The National Science Foundation (NSF) today named Asegun Henry, a professor in MIT’s Department of Mechanical Engineering, as a 2023 recipient of its Alan T. Waterman Award. This award is the NSF's highest honor for early-career researchers and provides funding for research in any science or engineering field.
This is the second year NSF has chosen to honor three researchers with the award. Henry is the sixth faculty member from MIT to receive this honor in its 47-year history, and is only the second mechanical engineer to ever win the award. In addition to a medal, Henry and his fellow awardees, Natalie S. King of Georgia State University and William Anderegg from the University of Utah, will each receive $1 million over five years for research in their chosen field of science.
"I am thrilled to congratulate this year's Waterman awardees, three outstanding scientists who are courageously tackling some of the most challenging societal problems through their ingenuity and innovative mindset," says NSF Director Sethuraman Panchanathan. "Their pioneering accomplishments are precisely what the Waterman Award was created to recognize, and I look forward to their tremendous contributions in the future."
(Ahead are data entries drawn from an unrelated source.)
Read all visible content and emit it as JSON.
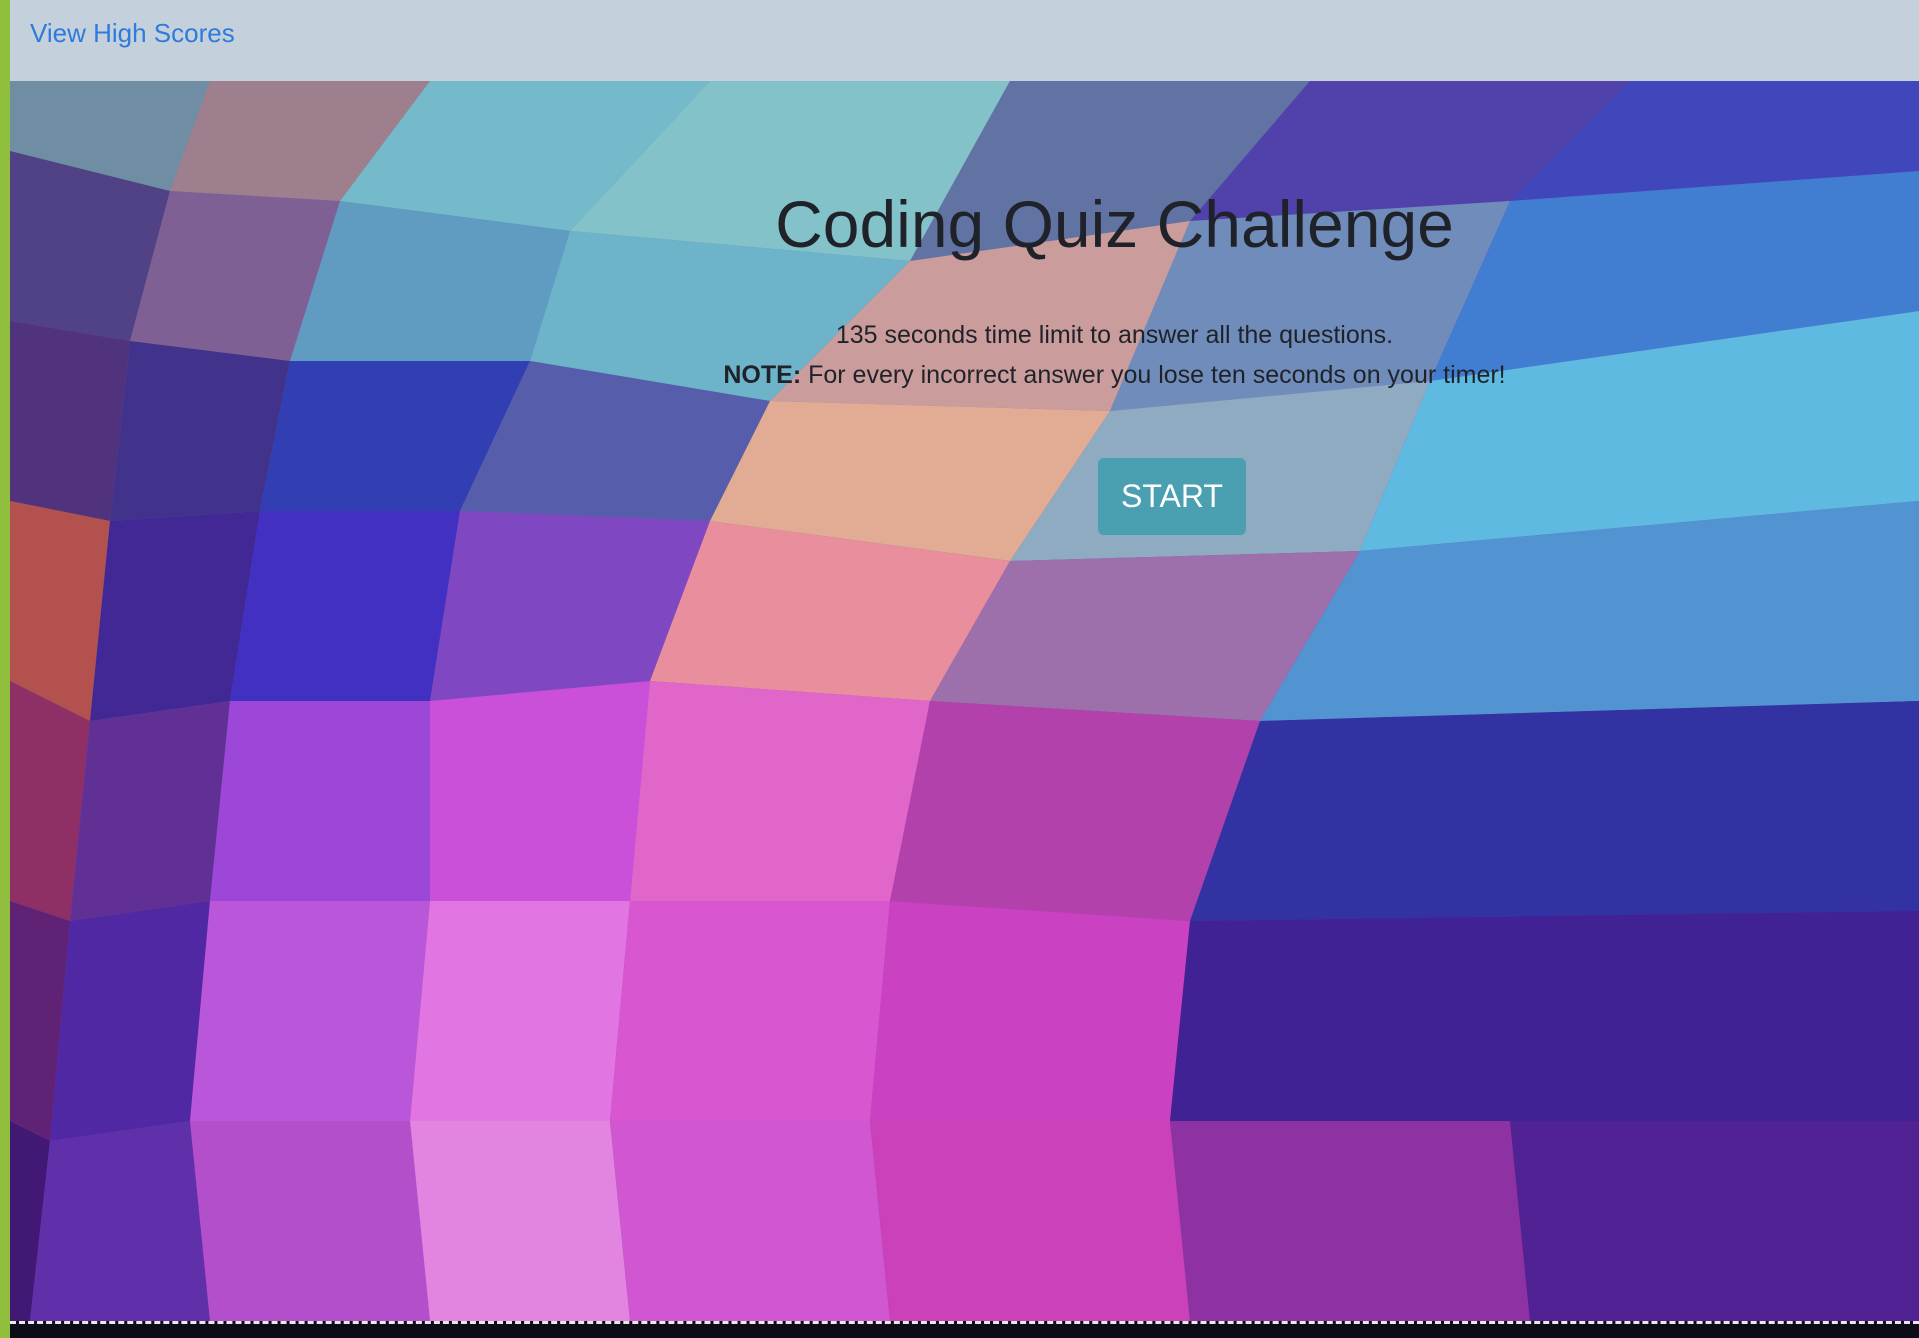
{
  "nav": {
    "high_scores_link": "View High Scores"
  },
  "hero": {
    "title": "Coding Quiz Challenge",
    "description_line1": "135 seconds time limit to answer all the questions.",
    "note_label": "NOTE:",
    "note_text": " For every incorrect answer you lose ten seconds on your timer!",
    "start_button": "START"
  },
  "colors": {
    "nav_bg": "#c4d0dc",
    "link": "#2f7bdc",
    "button": "#4a9fb0",
    "left_strip": "#8fbf3d"
  }
}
NSF recognizes Henry as an international thermal science and engineering leader. Henry has made breakthrough advances in nanoscale heat transfer and high-temperature energy systems. He directs the Atomistic Simulation and Energy (ASE) Research Group at MIT, focusing on heat transfer at the atomic level. He also works on developing technologies that can help mitigate climate change, addressing many problems from the atomic to the gigawatt scale.
Henry and colleagues have led the development of several technological breakthroughs, setting a world record for the highest-temperature pump, using an all-ceramic mechanical pump to move liquid metal above 1,400 degrees Celsius, as well as the world record for thermophotovoltaic efficiency.
"It has been challenging to push the field towards acceptance of new ideas, and it has been a path fraught with resistance and questioning of the validity of our results," says Henry. "Receiving this award is vindicating and will impact my career greatly as it helps validate that the advances we've pioneered really do register as major contributions, and I pride myself on the impact of my work."
The Waterman Award will be presented to Henry at a ceremony held in Washington on May 9 during the National Science Board meeting.